Crude OR: 1.4 (technique appears harmful). Stratum <60: OR = 0.6. Stratum ≥60: OR = 0.7.
Result: MH pooled OR = 0.65 (95% CI: 0.45, 0.94); Breslow-Day p = 0.68.
Interpretation: After adjusting for age, the new technique actually reduces adverse outcomes. The crude OR was confounded because older (higher-risk) patients preferentially received the new technique.

References

  1. Mantel, N., & Haenszel, W. (1959). Statistical aspects of the analysis of data from retrospective studies of disease. Journal of the National Cancer Institute, 22(4), 719–748.

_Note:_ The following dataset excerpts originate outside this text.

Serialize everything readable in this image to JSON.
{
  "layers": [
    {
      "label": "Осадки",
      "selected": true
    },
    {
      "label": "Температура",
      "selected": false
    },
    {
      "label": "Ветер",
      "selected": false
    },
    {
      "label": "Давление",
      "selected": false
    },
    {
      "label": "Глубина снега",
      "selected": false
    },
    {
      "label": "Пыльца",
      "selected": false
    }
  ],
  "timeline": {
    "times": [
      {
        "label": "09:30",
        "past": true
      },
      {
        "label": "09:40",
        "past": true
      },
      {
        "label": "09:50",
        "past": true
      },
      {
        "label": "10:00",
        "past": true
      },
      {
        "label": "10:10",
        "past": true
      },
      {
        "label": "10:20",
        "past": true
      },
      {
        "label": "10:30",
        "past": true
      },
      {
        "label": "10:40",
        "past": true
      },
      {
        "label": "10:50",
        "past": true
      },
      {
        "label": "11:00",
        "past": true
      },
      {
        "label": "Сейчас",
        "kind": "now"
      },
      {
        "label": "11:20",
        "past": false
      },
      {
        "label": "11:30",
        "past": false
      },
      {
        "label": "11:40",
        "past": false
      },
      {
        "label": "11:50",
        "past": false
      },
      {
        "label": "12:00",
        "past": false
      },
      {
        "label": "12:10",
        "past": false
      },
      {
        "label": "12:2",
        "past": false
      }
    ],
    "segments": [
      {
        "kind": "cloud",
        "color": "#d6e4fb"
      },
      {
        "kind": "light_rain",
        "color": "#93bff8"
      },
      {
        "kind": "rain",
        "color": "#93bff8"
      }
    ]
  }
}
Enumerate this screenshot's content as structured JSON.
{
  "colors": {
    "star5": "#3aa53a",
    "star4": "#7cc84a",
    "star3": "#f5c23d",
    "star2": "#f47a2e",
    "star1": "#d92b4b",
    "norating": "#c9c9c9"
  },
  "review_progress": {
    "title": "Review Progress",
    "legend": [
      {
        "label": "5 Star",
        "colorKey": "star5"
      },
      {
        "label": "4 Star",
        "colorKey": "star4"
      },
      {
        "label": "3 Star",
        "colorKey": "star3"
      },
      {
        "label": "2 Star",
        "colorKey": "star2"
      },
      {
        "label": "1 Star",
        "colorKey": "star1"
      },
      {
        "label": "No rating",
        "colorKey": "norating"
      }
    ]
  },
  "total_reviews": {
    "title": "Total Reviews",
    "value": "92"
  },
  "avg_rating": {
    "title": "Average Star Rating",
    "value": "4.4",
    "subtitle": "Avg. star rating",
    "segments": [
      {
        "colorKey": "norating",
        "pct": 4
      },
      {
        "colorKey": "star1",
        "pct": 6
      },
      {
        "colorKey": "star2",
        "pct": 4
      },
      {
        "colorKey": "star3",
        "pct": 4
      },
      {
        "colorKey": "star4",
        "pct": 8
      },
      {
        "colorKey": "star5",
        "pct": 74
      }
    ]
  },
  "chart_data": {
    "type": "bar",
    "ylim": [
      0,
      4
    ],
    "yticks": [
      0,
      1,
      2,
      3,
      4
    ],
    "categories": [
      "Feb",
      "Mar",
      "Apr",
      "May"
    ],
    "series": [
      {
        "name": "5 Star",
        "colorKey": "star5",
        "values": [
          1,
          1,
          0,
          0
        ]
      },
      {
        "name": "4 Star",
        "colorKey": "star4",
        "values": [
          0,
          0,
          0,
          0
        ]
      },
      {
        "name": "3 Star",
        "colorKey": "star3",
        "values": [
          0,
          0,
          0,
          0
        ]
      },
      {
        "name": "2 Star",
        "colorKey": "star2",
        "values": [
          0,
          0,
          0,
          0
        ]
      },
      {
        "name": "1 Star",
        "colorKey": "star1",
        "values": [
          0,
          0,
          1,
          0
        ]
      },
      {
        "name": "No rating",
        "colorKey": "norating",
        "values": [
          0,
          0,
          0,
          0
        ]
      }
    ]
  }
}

  2. Breslow, N. E., & Day, N. E. (1980). Statistical Methods in Cancer Research. Volume I: The Analysis of Case-Control Studies. IARC Scientific Publications No. 32.
  3. Rothman, K. J., Greenland, S., & Lash, T. L. (2008). Modern Epidemiology (3rd ed.). Lippincott Williams & Wilkins.
  4. Woolf, B. (1955). On estimating the relation between blood group and disease. Annals of Human Genetics, 19(4), 251–253.